3 High levels of steroids result in emotional changes; the actual cause is unknown, but knowing the response may help the parents to better cope with their son's behavior. The need to receive exogenous steroids for several months is unnecessary. Cushing syndrome is related to an excessive production of steroids. Weight loss, not weight gain, indicates an improving condition. The changes are not permanent with adequate therapy.

When a client is receiving dexamethasone for adrenocortical insufficiency, what action does the nurse take to monitor for an adverse effect of the medication? 1.Auscultate for bowel sounds. 2.Assess deep tendon reflexes. 3.Culture respiratory secretions. 4.Measure blood glucose levels.

4 Corticosteroids, such as dexamethasone, have a hyperglycemic effect, and blood glucose levels should be monitored routinely. Assessing bowel sounds is unnecessary; corticosteroids are not known to precipitate cessation of gastrointestinal activity. Although corticosteroids may increase the risk of developing an infection, routine culturing of respiratory secretions is unnecessary. Culturing respiratory secretions becomes necessary when the client exhibits adaptations of a respiratory infection. Monitoring deep tendon reflexes is required when administering magnesium sulfate, not dexamethasone.

A client is diagnosed with Cushing syndrome. Which clinical manifestation does the nurse expect to increase in a client with Cushing syndrome? 1.Urine output 2.Glucose level 3.Serum potassium 4.Immune response

2 As a result of increased cortisol levels, glucose metabolism is altered, which may contribute to an increase in blood glucose levels. Increased mineralocorticoids will decrease urine output. Sodium is retained by the kidneys, but potassium is excreted. The immune response is suppressed.

Which treatment intervention should be provided to a client diagnosed with Cushing's disease? 1.Increase cortisol levels 2.Increase sodium levels 3.Decrease blood glucose levels 4.Decrease serum calcium levels

3 Cushing's disease affects the glucose metabolism and results in reduced glucose uptake by tissues and increased blood glucose levels; therefore interventions to regulate blood glucose levels should be undertaken. Hypersecretion of cortisol causes Cushing's disease; therefore interventions should be aimed at decreasing the cortisol levels. Sodium levels are elevated in hypercortisolism; therefore interventions to decrease these levels should be initiated. Measures to increase the low serum calcium levels in Cushing's disease will be beneficial to the client.

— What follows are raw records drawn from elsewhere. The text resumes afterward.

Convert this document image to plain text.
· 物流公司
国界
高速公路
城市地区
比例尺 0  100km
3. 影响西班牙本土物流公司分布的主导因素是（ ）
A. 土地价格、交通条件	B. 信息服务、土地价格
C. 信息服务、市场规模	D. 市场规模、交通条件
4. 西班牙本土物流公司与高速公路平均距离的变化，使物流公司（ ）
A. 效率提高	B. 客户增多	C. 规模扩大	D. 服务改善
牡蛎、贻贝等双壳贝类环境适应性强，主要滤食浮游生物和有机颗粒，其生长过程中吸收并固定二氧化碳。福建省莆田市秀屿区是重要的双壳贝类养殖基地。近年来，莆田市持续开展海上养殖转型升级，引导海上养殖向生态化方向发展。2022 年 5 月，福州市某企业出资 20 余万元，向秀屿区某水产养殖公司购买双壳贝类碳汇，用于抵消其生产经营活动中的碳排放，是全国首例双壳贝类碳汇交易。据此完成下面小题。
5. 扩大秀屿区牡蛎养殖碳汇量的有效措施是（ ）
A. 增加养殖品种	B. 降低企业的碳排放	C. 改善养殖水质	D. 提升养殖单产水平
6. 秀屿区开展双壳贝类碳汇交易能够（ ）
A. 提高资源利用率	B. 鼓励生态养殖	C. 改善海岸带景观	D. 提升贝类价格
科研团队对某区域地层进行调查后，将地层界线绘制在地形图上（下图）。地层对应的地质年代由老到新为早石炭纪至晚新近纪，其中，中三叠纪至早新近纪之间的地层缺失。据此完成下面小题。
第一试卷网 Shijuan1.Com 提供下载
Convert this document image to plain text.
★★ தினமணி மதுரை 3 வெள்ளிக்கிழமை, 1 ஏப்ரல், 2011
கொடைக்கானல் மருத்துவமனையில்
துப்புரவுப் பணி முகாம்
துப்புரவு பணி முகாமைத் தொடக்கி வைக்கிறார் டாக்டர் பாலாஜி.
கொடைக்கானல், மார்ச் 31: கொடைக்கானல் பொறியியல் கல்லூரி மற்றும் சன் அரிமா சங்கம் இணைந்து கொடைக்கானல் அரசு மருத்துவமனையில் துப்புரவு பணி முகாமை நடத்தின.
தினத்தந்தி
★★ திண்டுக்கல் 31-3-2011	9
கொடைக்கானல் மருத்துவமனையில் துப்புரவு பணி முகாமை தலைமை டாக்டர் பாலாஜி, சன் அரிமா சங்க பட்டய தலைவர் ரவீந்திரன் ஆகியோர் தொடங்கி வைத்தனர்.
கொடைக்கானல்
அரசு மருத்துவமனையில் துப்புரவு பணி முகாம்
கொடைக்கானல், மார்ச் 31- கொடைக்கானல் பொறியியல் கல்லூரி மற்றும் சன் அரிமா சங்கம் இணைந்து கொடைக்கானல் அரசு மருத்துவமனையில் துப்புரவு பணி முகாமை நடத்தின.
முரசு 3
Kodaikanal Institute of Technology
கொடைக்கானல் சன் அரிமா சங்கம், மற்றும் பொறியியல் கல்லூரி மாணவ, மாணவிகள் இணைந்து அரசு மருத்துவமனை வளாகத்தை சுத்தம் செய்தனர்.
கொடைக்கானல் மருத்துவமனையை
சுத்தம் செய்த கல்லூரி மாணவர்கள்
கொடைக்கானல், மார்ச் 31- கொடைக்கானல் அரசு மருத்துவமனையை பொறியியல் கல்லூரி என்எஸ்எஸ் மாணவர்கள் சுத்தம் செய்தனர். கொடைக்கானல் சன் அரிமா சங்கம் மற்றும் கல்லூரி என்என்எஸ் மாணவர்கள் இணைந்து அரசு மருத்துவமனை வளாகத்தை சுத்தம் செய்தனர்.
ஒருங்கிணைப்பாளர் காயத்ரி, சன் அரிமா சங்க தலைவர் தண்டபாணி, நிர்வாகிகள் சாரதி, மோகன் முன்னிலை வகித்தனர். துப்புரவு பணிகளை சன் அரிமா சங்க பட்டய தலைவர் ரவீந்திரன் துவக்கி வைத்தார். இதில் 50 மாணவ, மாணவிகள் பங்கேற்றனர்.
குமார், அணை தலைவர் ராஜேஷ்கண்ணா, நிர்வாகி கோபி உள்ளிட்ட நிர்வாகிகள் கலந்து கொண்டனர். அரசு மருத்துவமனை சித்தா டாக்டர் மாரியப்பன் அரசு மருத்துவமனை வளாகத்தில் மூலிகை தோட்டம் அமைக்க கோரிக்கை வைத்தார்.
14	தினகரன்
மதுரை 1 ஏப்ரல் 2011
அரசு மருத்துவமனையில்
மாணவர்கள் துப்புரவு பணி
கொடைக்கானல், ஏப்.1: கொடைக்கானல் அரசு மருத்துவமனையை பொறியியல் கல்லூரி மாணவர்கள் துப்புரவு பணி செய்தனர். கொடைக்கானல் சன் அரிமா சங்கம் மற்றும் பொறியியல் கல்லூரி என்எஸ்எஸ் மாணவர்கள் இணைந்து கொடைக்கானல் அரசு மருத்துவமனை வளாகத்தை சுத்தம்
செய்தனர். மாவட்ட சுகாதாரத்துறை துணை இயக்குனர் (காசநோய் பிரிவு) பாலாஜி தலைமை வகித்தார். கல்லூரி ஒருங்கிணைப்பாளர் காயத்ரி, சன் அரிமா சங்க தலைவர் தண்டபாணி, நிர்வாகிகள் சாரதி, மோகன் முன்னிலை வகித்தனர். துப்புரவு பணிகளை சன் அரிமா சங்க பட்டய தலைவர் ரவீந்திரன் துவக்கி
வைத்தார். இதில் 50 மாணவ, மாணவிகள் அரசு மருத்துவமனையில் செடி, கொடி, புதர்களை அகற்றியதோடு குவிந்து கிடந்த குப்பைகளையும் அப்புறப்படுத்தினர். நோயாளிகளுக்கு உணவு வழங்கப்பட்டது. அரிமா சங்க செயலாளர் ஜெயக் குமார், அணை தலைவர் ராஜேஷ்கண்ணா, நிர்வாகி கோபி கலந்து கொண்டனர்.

A primary healthcare provider prescribes a low-sodium, high-potassium diet for a client with Cushing syndrome. Which explanation should the nurse provide to the client about the need to follow this diet? 1."The use of salt probably contributed to the disease." 2."Excess weight will be gained if sodium is not limited." 3."The loss of excess sodium and potassium in the urine requires less renal stimulation." 4."Excessive aldosterone and cortisone cause retention of sodium and loss of potassium."

4 Clients with Cushing syndrome must limit their intake of salt and increase their intake of potassium. The kidneys are retaining sodium and excreting potassium. An excessive secretion of adrenocortical hormones in Cushing syndrome, not increased or high sodium intake, is the problem. Although sodium retention causes fluid retention and weight gain, the need for increased potassium also must be considered. Because of steroid therapy, excess sodium may be retained, although potassium may be excreted.